FBI Director Christopher Wray met in recent weeks with representatives of the nation’s leading sheriff’s organizations to reaffirm the FBI’s commitment to strong partnerships and to discuss the myriad challenges facing law enforcement agencies.
“We’re working right beside you, at really combat tempo, to lend as much support as we can,” Wray said.
Wray delivered remarks at annual conferences of the Major County Sheriffs of America and the non-profit National Sheriffs’ Association in Washington, D.C. Together, the organizations represent thousands of law enforcement professionals nationwide whose jurisdictions cover more than 130 million citizens.

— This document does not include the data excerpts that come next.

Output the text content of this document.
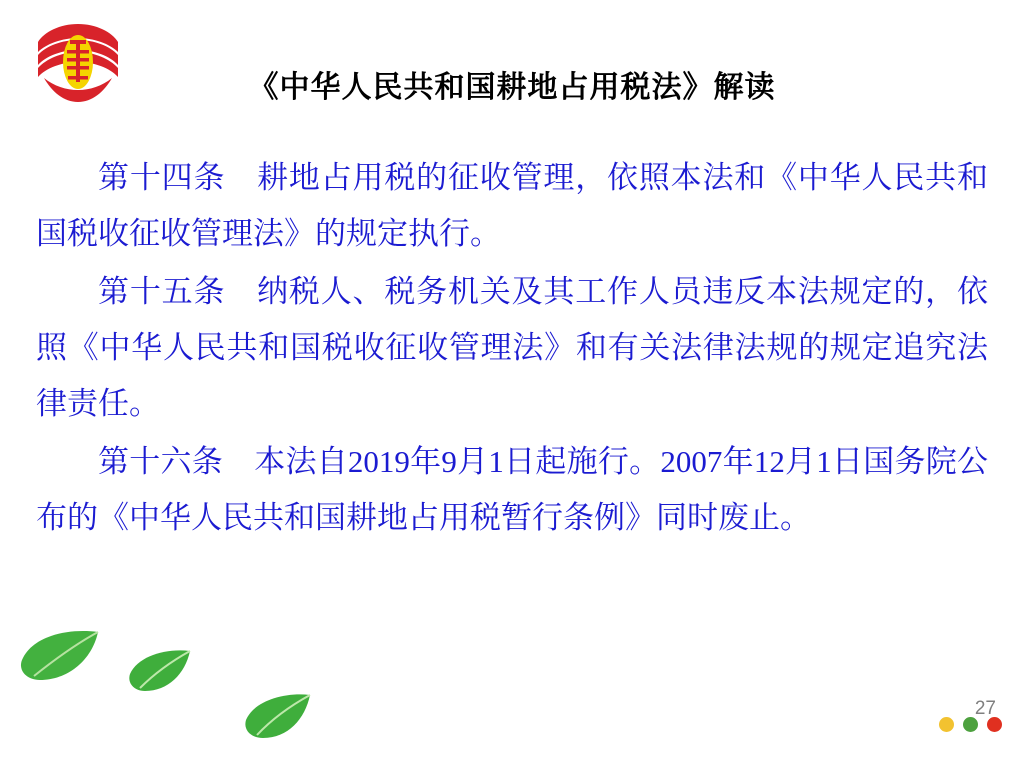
《中华人民共和国耕地占用税法》解读

第十四条　耕地占用税的征收管理，依照本法和《中华人民共和国税收征收管理法》的规定执行。

第十五条　纳税人、税务机关及其工作人员违反本法规定的，依照《中华人民共和国税收征收管理法》和有关法律法规的规定追究法律责任。

第十六条　本法自2019年9月1日起施行。2007年12月1日国务院公布的《中华人民共和国耕地占用税暂行条例》同时废止。

27
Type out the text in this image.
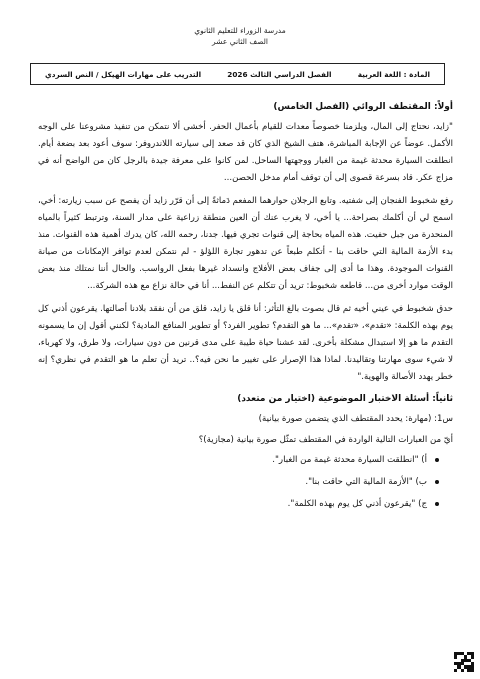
مدرسة الزوراء للتعليم الثانوي
الصف الثاني عشر
المادة : اللغة العربية
الفصل الدراسي الثالث 2026
التدريب على مهارات الهيكل / النص السردي
أولاً: المقتطف الروائي (الفصل الخامس)

"زايد، نحتاج إلى المال، ويلزمنا خصوصاً معدات للقيام بأعمال الحفر. أخشى ألا نتمكن من تنفيذ مشروعنا على الوجه الأكمل. عوضاً عن الإجابة المباشرة، هتف الشيخ الذي كان قد صعد إلى سيارته اللاندروفر: سوف أعود بعد بضعة أيام. انطلقت السيارة محدثة غيمة من الغبار ووجهتها الساحل. لمن كانوا على معرفة جيدة بالرجل كان من الواضح أنه في مزاج عكر. قاد بسرعة قصوى إلى أن توقف أمام مدخل الحصن...

رفع شخبوط الفنجان إلى شفتيه. وتابع الرجلان حوارهما المفعم دَماثةً إلى أن قرّر زايد أن يفصح عن سبب زيارته: أخي، اسمح لي أن أكلمك بصراحة... يا أخي، لا يغرب عنك أن العين منطقة زراعية على مدار السنة، وترتبط كثيراً بالمياه المنحدرة من جبل حفيت. هذه المياه بحاجة إلى قنوات تجري فيها. جدنا، رحمه الله، كان يدرك أهمية هذه القنوات. منذ بدء الأزمة المالية التي حاقت بنا - أتكلم طبعاً عن تدهور تجارة اللؤلؤ - لم نتمكن لعدم توافر الإمكانات من صيانة القنوات الموجودة. وهذا ما أدى إلى جفاف بعض الأفلاج وانسداد غيرها بفعل الرواسب. والحال أننا نمتلك منذ بعض الوقت موارد أخرى من... قاطعه شخبوط: تريد أن تتكلم عن النفط... أنا في حالة نزاع مع هذه الشركة...

حدق شخبوط في عيني أخيه ثم قال بصوت بالغ التأثر: أنا قلق يا زايد، قلق من أن نفقد بلادنا أصالتها. يقرعون أذني كل يوم بهذه الكلمة: «تقدم»، «تقدم»... ما هو التقدم؟ تطوير الفرد؟ أو تطوير المنافع المادية؟ لكنني أقول إن ما يسمونه التقدم ما هو إلا استبدال مشكلة بأخرى. لقد عشنا حياة طيبة على مدى قرنين من دون سيارات، ولا طرق، ولا كهرباء، لا شيء سوى مهارتنا وتقاليدنا. لماذا هذا الإصرار على تغيير ما نحن فيه؟.. تريد أن تعلم ما هو التقدم في نظري؟ إنه خطر يهدد الأصالة والهوية."

ثانياً: أسئلة الاختبار الموضوعية (اختيار من متعدد)
س1: (مهارة: يحدد المقتطف الذي يتضمن صورة بيانية)
أيّ من العبارات التالية الواردة في المقتطف تمثّل صورة بيانية (مجازية)؟
أ) "انطلقت السيارة محدثة غيمة من الغبار".
ب) "الأزمة المالية التي حاقت بنا".
ج) "يقرعون أذني كل يوم بهذه الكلمة".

Wray addressed the winter conference of Major County Sheriffs of America on January 31. The professional organization represents approximately 110 of the largest elected sheriff’s offices in counties or parishes with populations of 500,000. Then this week, on February 8, he spoke at the National Sheriffs’ Association’s conference.
Topics included crime and national security challenges like violent crimes, gangs, drugs, border crime, terrorism, and violent extremism. During each meeting, Director Wray expressed concern about the continuing increase in murder rates, the release of repeat or dangerous offenders from prison, and the rise in radicalized juveniles inspired by violent radical ideologies and extremist groups.
And discussion of the brutal beating death of Tyre Nichols by five Memphis police officers, captured on video, was top of mind for leaders at both conferences. “What happened was tragic and inexcusable,” Director Wray said. “I was appalled by the video and deeply troubled by what I saw.” The video, he insisted, is not reflective of the men and women in law enforcement “who go about their job in the right way.”
Director Wray also detailed how transnational gangs are fueling violent crime across the country by finding ways to move their people, drugs, guns, and money into local communities. Even the success of authorities in El Salvador—where they have arrested nearly 60,000 gang members since last March—has forced more violent criminals to flee to the U.S. to avoid the crackdown.
“These are complex international problems that require us to put our heads, our tools, and our efforts together,” the Director said.
That depth of collaboration underscores the importance of established partnerships and like those of the organizations. Throughout his remarks, Director Wray cited several examples of successful teamwork:
- Thanks largely to more than 300 violent crime task forces nationwide, the FBI and its partners arrested over 20,000 violent criminals and child predators from October 2021 to September 2022.Some 370 gangs and violent criminal enterprises were completely dismantled, with their leaders arrested and their assets seized. The criminal capabilities of another 3,500 organizations were also impeded.
- At the southwest border, the FBI and its partners made more than 560 arrests and disrupted dozens of gangs and transnational criminal organizations in 2022.
- In one case involving extremist radicalization, the FBI arrested a 14-year-old—obsessed with the Columbine shooters, ISIS, and neo-Nazis and who expressed a desire to kill as many people as possible—from carrying out his violent plans. The prevention took place thanks to support and proactive input from local law enforcement partners, a mental health provider, and other professionals. It’s part of a new “behavior-focused approach that brings in non-traditional partners like hospitals and social services to get teenagers off the path to violence,” the Director said.
- More than two-thirds of all law enforcement agencies are now sharing detailed crime data via NIBRS, the FBI’s National Incident-Based Reporting System. Among other things, NIBRS can help determine which gangs operate in an area of responsibility and if a certain demographic of children is being targeted by online predators. “Armed with data, the FBI has a much better idea of where our resources are needed the most,” the Director said, stressing the need for greater participation.
Director Wray received praise for his collaborative approach and for meeting with sheriffs during his visits to FBI field offices. One sheriff thanked Director Wray for the phone calls he makes whenever a law enforcement officer is killed in the line of duty.
“When I make those calls—we lost two agents and a task force officer in 2021—I know what it’s like to be on the other side and to talk the family the next day,” Director Wray said. “We lost Dan [Alfin] and Laura [Schwartzenberger], and I’ll never forget the sea of law enforcement leaders and personnel at [their memorial services] at Dolphins’ stadium in Miami. In an otherwise miserable moment, it gave me some hope.”